音楽を演奏し始めたばかりの頃、「なんだかリズムが合わない」「気づくと速くなったり遅くなったりする」と悩んだ経験はありませんか。
実はその原因、**指や技術ではなく「呼吸」**にあるかもしれません。
この記事では、**音楽初心者が見落としがちな「呼吸がリズムに与える効果」**について、筆者自身のちょっと恥ずかしい体験談を交えながら、できるだけわかりやすく解説していきます。
難しい言葉は使いませんので、気楽に読んでください。
目次
なぜ呼吸がリズムに関係するのか?
結論から言うと、人間のリズム感は呼吸と強く結びついているからです。
私たちは普段、無意識のうちに
「吸う → 吐く」
という一定の流れで呼吸しています。この流れは、歩くテンポや話すスピードにも影響しています。

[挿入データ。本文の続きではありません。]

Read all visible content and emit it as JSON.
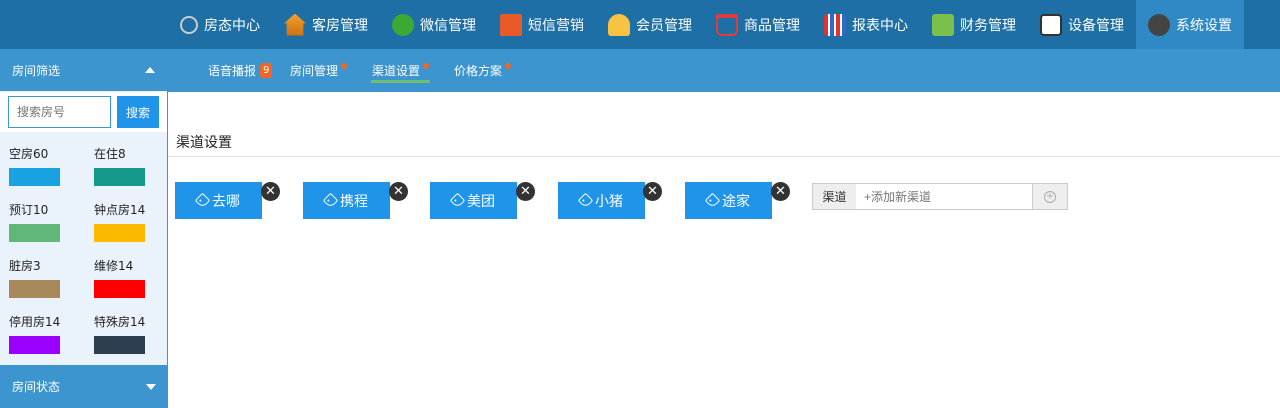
{
  "nav": [
    {
      "icon": "bike-icon",
      "label": "房态中心"
    },
    {
      "icon": "house-icon",
      "label": "客房管理"
    },
    {
      "icon": "wechat-icon",
      "label": "微信管理"
    },
    {
      "icon": "sms-icon",
      "label": "短信营销"
    },
    {
      "icon": "member-icon",
      "label": "会员管理"
    },
    {
      "icon": "cart-icon",
      "label": "商品管理"
    },
    {
      "icon": "report-icon",
      "label": "报表中心"
    },
    {
      "icon": "money-icon",
      "label": "财务管理"
    },
    {
      "icon": "device-icon",
      "label": "设备管理"
    },
    {
      "icon": "settings-icon",
      "label": "系统设置",
      "active": true
    }
  ],
  "sidebar": {
    "filter_title": "房间筛选",
    "search_placeholder": "搜索房号",
    "search_button": "搜索",
    "legend": [
      {
        "label": "空房60",
        "color": "#18a3e0"
      },
      {
        "label": "在住8",
        "color": "#14998a"
      },
      {
        "label": "预订10",
        "color": "#5fb878"
      },
      {
        "label": "钟点房14",
        "color": "#fbb900"
      },
      {
        "label": "脏房3",
        "color": "#a8895a"
      },
      {
        "label": "维修14",
        "color": "#ff0000"
      },
      {
        "label": "停用房14",
        "color": "#9900ff"
      },
      {
        "label": "特殊房14",
        "color": "#2c3e50"
      }
    ],
    "status_title": "房间状态"
  },
  "subnav": [
    {
      "label": "语音播报",
      "badge": "9"
    },
    {
      "label": "房间管理",
      "dot": true
    },
    {
      "label": "渠道设置",
      "dot": true,
      "active": true
    },
    {
      "label": "价格方案",
      "dot": true
    }
  ],
  "main": {
    "section_title": "渠道设置",
    "channels": [
      "去哪",
      "携程",
      "美团",
      "小猪",
      "途家"
    ],
    "input_addon": "渠道",
    "input_placeholder": "+添加新渠道"
  }
}
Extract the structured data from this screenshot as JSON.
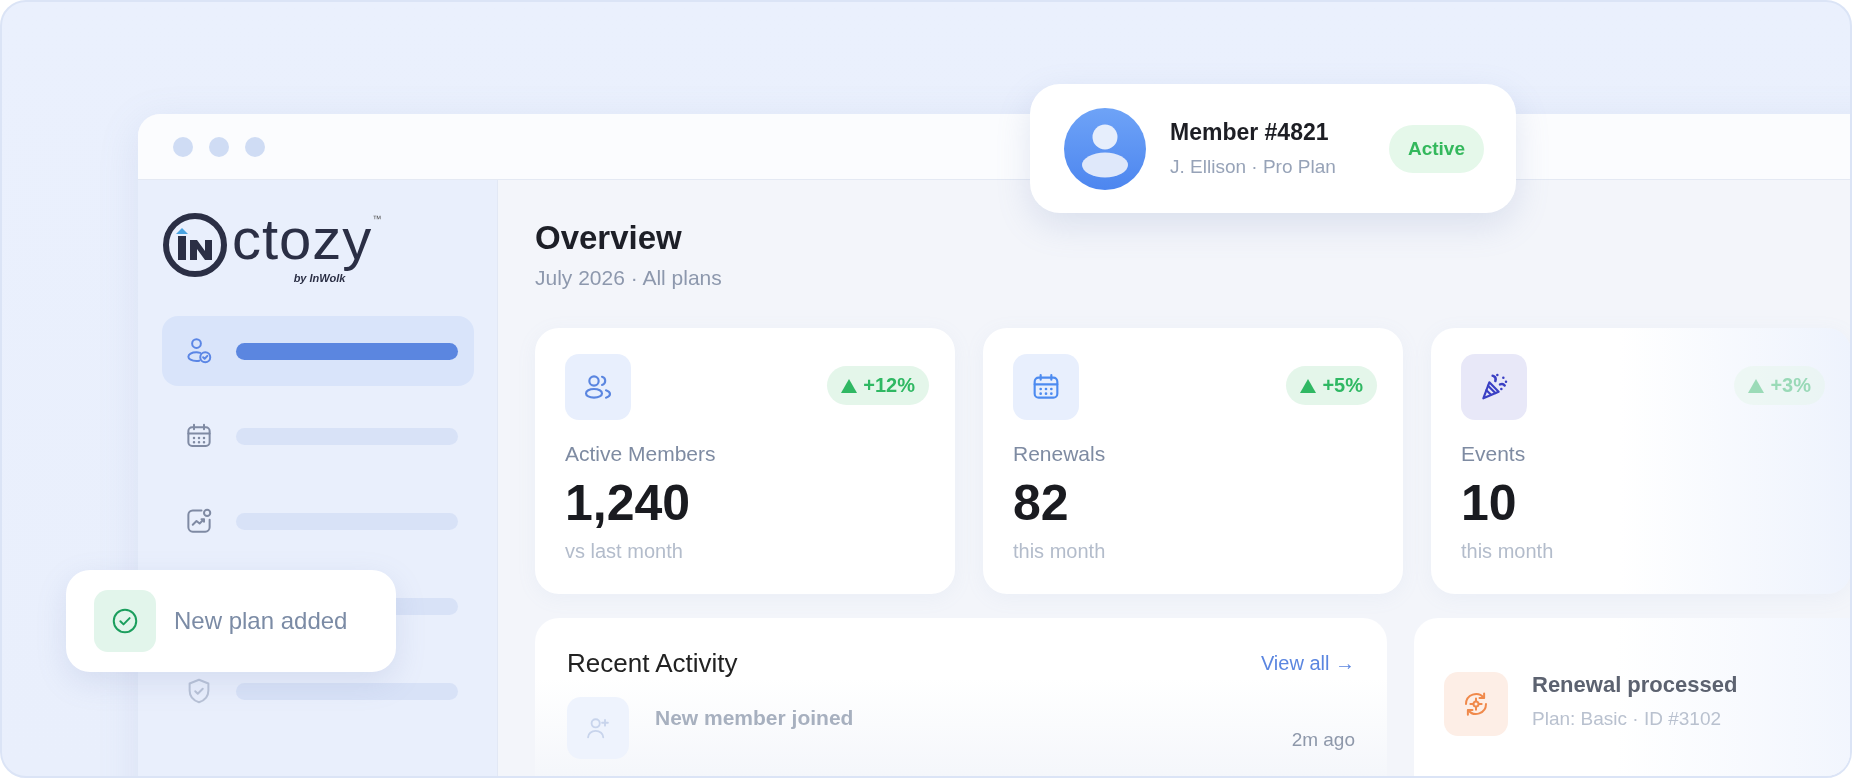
{
  "logo": {
    "wordmark": "ctozy",
    "trademark": "™",
    "tagline": "by InWolk"
  },
  "sidebar": {
    "items": [
      {
        "selected": true
      },
      {
        "selected": false
      },
      {
        "selected": false
      },
      {
        "selected": false
      },
      {
        "selected": false
      }
    ]
  },
  "toast": {
    "text": "New plan added"
  },
  "member_card": {
    "title": "Member #4821",
    "subtitle": "J. Ellison · Pro Plan",
    "status": "Active"
  },
  "header": {
    "title": "Overview",
    "subtitle": "July 2026 · All plans"
  },
  "stats": [
    {
      "label": "Active Members",
      "value": "1,240",
      "note": "vs last month",
      "change": "+12%"
    },
    {
      "label": "Renewals",
      "value": "82",
      "note": "this month",
      "change": "+5%"
    },
    {
      "label": "Events",
      "value": "10",
      "note": "this month",
      "change": "+3%"
    }
  ],
  "recent_activity": {
    "title": "Recent Activity",
    "link": "View all →",
    "items": [
      {
        "title": "New member joined",
        "time": "2m ago"
      }
    ]
  },
  "side_activity": {
    "title": "Renewal processed",
    "subtitle": "Plan: Basic · ID #3102"
  }
}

音楽を演奏するときも同じで、呼吸が乱れると、リズムも一緒に乱れます。
逆に言えば、呼吸が安定すると、演奏のリズムも自然と安定するのです。
【体験談】緊張で息が止まり、リズムが崩壊した話
ここで、筆者自身の黒歴史をひとつ。
初心者の頃、初めて人前で演奏する機会がありました。
本番直前、緊張しすぎて「失敗したらどうしよう」と考え続けた結果、気づいたら息をほとんどしていなかったのです。
いざ演奏が始まると、
-
いつもより速くなる
-
手がガチガチに固まる
-
なぜか曲の途中で迷子になる
今思えば完全にパニック状態でした。
演奏後、録音を聴いてみると「え、これ別の曲?」と思うほどリズムが崩れていました。
後から先生に言われた一言が衝撃でした。
「君、息してなかったでしょ?」
息を止めると、なぜ演奏はうまくいかないのか?
呼吸を止めると、体は一気に緊張します。
肩が上がり、腕がこわばり、動きが小さくなります。
その状態で演奏すると、
-
音が硬くなる
-
テンポが不安定になる
-
ミスが増える
という悪循環に入ります。
特に初心者のうちは、「間違えないように」と思うほど息を止めがちです。
しかし、リズムに一番必要なのは正確さよりも落ち着きなのです。
呼吸を意識するとリズムが整う理由
呼吸をゆっくり行うと、自然と体の動きも大きくなります。
すると、音の出るタイミングが安定し、「ノリ」が生まれます。
筆者が練習中に意識したのは、とてもシンプルなことです。
-
演奏前に一度、大きく息を吐く
-
フレーズの始まりで息を吸う
-
音を出すときに、ゆっくり吐く
これだけで、「あれ?なんか弾きやすいぞ?」という感覚が出てきました。
初心者におすすめ!呼吸を使った簡単リズム練習
楽器を持たなくてもできる練習があります。
-
椅子に座る
-
ゆっくり4つ数えながら息を吸う
-
次の4つで息を吐く
-
吐きながら、足で軽くリズムを取る
これを1〜2分やるだけで、体が落ち着いてきます。
筆者はこれをやらずに練習を始めると、高確率でテンポが暴走します。
もはや「呼吸しないと演奏できない体」になりました。
呼吸は「見えないメトロノーム」
初心者の方は、機械のテンポに合わせるのが難しいと感じることも多いでしょう。
そんなときこそ、自分の呼吸をメトロノーム代わりにするのがおすすめです。
機械のカチカチ音よりも、体の内側のリズムのほうが、実は長く使えます。
呼吸が整えば、多少テンポが変わっても崩れにくくなります。
まとめ:まずは「正しく弾く」より「ちゃんと息をする」
音楽初心者にとって、技術や知識はもちろん大切です。
しかし、それ以前に忘れてはいけないのが呼吸です。
-
緊張したら、まず息を吐く
-
リズムが乱れたら、呼吸を感じる
-
演奏は「体ごと」やるもの
これを意識するだけで、演奏は驚くほど安定します。
もし最近「なんだかうまくいかないな」と感じているなら、
一度、深呼吸してから音を出してみてください。
きっと音楽が、少し優しく感じられるはずです。